Wednesday, April 8, 2009

The Marshall Papers Project

The Marshall Papers project ( is a subcollection of five volumes drawn from the large manuscript collection of General George C. Marshall's papers at the Marshall Foundation's Archive in Lexington, Virginia. According to the website, "the published volumes span the years 1900 to 1946 and comprise some 3,000 pages" that include "letters, telegrams, memos, reports, and speeches."

Selection Decisions: The George C. Marshall Foundation's website has many interesting and attractive features. Overall, it appears to be a very well-designed website. Unfortunately, however, the digital library collection of the Marshall Papers appears to be an anomaly on this otherwise current website. The selection of the five volumes covers a chronological period, but the website acknowledges that it is incomplete, as it is missing the important period from 1947 to 1959 when General Marshall served as the Secretary of State and then later as the Secretary of Defense during the Korean War. Other than the brief one paragraph "About this collection" page, I could not find any other explicit collection policy. Also, the collection does not appear to be actively curated -- it contains an invitation to researchers to "visit often in 2007."

Metadata: The digital library is very straightforward and simple, but it is surprisingly not user-friendly and not aesthetically pleasing to the eye. There are three ways to search the collection: (i) by searching for words in particular fields (anywhere, title, text, keywords, or date), (ii) by using the word search tool that produces an unattractive drop-down menu of browsing options of documents with number identifiers that are not very helpful, and (iii) by browsing documents in their entirety. There is sufficient metadata to produce results for each of these results and to allow users to select their own presentation preferences: interface language (numerous languages to choose from), Encoding (default is Unicode UTF-8), Interface format (graphical or textual). Users can also select search preferences: query mode (simple or advanced), query style, case differences, word endings, search history, and how many search hits to display per page. On the positive side, word search brings up text documents with yellow highlighting on the search terms. On the negative side, if you click on Volume 5 in the browse contents feature, there are some pages that do not have titles, dates or other basic metadata.

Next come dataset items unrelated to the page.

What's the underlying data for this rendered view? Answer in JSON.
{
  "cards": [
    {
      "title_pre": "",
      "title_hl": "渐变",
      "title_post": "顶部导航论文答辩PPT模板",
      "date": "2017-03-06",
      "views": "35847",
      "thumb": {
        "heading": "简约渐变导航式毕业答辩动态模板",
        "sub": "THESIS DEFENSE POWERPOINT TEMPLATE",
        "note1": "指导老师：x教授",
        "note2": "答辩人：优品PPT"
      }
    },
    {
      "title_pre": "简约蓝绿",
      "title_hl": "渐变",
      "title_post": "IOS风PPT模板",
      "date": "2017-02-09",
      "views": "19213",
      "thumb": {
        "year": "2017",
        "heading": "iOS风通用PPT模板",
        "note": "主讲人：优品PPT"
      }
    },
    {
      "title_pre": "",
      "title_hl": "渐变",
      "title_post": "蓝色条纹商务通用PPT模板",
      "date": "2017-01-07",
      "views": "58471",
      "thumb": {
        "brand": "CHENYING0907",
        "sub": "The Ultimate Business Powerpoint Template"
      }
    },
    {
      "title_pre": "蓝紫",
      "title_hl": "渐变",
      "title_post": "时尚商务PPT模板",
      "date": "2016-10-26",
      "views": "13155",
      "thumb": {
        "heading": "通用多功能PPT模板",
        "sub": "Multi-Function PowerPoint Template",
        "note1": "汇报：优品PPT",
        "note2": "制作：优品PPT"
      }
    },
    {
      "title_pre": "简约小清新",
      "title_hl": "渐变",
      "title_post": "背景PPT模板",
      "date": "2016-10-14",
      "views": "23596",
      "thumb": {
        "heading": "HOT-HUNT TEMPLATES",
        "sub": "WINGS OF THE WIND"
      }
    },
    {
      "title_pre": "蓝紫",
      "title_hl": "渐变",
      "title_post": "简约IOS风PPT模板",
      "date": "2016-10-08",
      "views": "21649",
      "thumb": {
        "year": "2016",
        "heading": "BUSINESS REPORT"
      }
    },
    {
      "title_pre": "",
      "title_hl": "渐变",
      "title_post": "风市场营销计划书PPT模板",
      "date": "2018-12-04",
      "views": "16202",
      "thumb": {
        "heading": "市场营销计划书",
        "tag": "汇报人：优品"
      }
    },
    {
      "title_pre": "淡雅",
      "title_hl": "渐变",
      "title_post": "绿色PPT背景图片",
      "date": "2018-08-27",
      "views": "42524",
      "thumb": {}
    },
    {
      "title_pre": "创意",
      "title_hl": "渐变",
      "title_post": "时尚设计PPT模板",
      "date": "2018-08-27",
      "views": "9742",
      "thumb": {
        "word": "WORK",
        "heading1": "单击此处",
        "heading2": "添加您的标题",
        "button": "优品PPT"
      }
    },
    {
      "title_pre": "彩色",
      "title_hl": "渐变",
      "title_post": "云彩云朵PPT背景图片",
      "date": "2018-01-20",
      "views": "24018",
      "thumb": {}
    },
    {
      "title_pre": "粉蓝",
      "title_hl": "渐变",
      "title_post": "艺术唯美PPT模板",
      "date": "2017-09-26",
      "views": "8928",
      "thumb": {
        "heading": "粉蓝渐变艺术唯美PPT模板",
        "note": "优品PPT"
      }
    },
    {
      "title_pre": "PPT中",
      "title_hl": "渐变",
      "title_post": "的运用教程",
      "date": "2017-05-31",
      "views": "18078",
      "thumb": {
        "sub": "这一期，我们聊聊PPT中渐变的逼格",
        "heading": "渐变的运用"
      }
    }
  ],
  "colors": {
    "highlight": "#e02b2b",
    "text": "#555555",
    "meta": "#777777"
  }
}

Object Characteristics: This may be the only digital library collections that I have encountered this semester that does not provide images in PDF format. The only options to view the objects are in HTML text or in Microsoft Word, which is odd since the Marshall Foundation's other digital collections seem to provide at least some PDF images. I could not locate a finding aid for the collections, which makes identifying numbers, such as #1-001, largely superfluous. Objects are presented as search results in long lists that require a lot of vertical scrolling. When one clicks on an object, the metadata is relatively sparse in that it only includes: the document number, the publisher, the date of the document, copyright information, and a very brief description of the object.

Intended Audience: The intended audience is probably students, historians, and other researchers. One indication of this is the recommended citation form that the digital library provides for each digital object, which can be very helpful to researchers. Nonetheless, the digital library has largely limited its usefulness to today's researchers by not including PDF images of the original document pages. Relying on OCR'd text in HTML may have been acceptable in the early days of the web, but in my experience, it is not relied upon, and certainly not preferred, by historical researchers today.